The Truckers have endured several lineup changes since then, including the arrival and departure of Isbell, with Hood and fellow songwriter Mike Cooley remaining the two constants. Their current lineup, together since 2013, marks the longest period of stability for the band.
Hood said he and Cooley have only become closer through the years. The two have been making music together since the 1980s.
“We’ve actually become much better friends as adults than when we were young,” Hood said. “We stayed together initially because there was such an obvious, good chemistry, and we had to learn to be friends. We’re extremely different but we’ve always played together real well, even though neither of us is very good yet.”
The Truckers’ discography includes 2006’s “A Blessing and A Curse,” recorded at Mitch Easter’s Fidielitorium Recordings in Kernersville. Often ranked among the best album in the band’s catalog, it proved to be the last for Isbell, who was fired the following year.
Hood recalled the making of the record was a painful time but had praise for the studio and Easter’s input.
“I’ve been a huge Let’s Active fan from way back, not to mention that those are probably my three favorite R.E.M. records,” Hood said of Easter’s most famous band and his production work for R.E.M. “I was a big fan of Mitch’s, and it was great getting to know him. We had a hard time making that record just from our own problems. The band was going through a rough time, and it wasn’t one of the more fun records to make. There was a lot of drama, and we don’t like a lot of drama.”
Despite the enormous loss of Isbell, the Truckers forged on, turning even more political, evident on its 2016 album, “American Band,” which tackled topics such as the shootings of Michael Brown and Trayvon Martin.
The band has been working on a new album, the first in the Trump era, which should make for some interesting commentary, given Hood’s propensity to address social issues bluntly. A release date has not been announced.
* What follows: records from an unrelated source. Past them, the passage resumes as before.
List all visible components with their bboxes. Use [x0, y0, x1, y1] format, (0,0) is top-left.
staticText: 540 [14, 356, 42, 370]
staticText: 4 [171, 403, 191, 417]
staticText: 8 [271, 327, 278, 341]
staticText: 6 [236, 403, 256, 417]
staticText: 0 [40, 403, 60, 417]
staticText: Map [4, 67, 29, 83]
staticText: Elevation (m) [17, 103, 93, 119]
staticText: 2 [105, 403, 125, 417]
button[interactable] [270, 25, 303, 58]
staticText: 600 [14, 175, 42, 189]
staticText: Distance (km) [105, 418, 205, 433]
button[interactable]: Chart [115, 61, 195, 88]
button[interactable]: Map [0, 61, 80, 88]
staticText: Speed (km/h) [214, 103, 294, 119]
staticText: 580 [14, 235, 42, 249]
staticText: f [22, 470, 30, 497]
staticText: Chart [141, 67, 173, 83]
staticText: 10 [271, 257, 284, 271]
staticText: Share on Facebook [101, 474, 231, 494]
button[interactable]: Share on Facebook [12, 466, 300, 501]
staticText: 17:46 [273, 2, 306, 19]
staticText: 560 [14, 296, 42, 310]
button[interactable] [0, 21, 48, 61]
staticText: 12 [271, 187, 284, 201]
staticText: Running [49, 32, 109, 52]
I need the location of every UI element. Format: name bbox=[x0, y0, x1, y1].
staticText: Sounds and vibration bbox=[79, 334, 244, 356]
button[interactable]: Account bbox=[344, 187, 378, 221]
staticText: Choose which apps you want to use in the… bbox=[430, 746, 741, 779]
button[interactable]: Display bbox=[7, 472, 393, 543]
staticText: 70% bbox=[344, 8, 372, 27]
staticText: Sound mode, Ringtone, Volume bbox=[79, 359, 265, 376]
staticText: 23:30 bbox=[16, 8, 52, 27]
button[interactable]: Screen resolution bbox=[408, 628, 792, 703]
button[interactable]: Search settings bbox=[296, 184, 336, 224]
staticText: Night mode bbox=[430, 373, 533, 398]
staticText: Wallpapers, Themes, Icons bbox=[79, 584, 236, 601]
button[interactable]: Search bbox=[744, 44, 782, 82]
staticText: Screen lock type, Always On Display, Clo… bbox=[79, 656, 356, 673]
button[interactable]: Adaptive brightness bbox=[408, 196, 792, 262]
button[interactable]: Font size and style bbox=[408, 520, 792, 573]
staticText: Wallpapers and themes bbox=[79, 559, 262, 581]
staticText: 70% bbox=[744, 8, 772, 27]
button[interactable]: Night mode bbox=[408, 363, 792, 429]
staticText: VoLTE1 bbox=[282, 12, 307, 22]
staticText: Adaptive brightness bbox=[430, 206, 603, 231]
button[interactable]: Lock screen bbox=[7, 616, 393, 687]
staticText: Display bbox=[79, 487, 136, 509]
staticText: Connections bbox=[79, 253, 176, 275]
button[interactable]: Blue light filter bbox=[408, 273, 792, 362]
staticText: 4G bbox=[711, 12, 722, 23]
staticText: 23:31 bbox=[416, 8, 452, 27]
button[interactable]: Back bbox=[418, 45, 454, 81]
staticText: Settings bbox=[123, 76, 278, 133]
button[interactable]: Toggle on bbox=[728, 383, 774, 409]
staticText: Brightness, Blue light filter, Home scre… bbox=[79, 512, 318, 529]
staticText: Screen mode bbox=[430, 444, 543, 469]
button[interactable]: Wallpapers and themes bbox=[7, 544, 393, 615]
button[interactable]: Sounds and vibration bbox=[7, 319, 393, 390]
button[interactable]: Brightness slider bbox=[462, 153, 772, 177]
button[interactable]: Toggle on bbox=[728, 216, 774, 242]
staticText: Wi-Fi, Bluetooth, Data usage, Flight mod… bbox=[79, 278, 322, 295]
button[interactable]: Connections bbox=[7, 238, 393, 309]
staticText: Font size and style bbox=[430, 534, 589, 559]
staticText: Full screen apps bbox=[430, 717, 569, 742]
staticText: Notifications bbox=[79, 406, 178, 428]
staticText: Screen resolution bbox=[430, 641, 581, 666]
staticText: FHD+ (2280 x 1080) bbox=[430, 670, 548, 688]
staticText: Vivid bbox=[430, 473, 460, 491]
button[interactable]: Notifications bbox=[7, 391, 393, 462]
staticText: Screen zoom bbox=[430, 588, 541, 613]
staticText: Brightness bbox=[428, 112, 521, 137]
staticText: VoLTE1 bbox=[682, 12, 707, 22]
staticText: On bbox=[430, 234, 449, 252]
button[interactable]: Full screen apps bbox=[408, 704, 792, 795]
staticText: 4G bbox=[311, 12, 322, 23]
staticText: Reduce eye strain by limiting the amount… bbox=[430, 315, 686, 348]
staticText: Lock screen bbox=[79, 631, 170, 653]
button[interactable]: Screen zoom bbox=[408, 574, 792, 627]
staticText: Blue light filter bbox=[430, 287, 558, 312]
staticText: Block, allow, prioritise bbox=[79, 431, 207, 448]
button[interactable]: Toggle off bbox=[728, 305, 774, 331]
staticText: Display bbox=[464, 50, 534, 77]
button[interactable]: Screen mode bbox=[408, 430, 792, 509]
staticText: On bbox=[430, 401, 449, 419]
“It’s such a surreal, crazy time. I look at the news, and it’s like, nothing is shocking any more. It’s all so screwed up,” Hood said. “And it’s hard to put that into words. I’d say that that was probably the biggest struggle making this record. So we put probably a little more personal slant on our songs. There’s maybe as much about living through this as the actual events themselves.”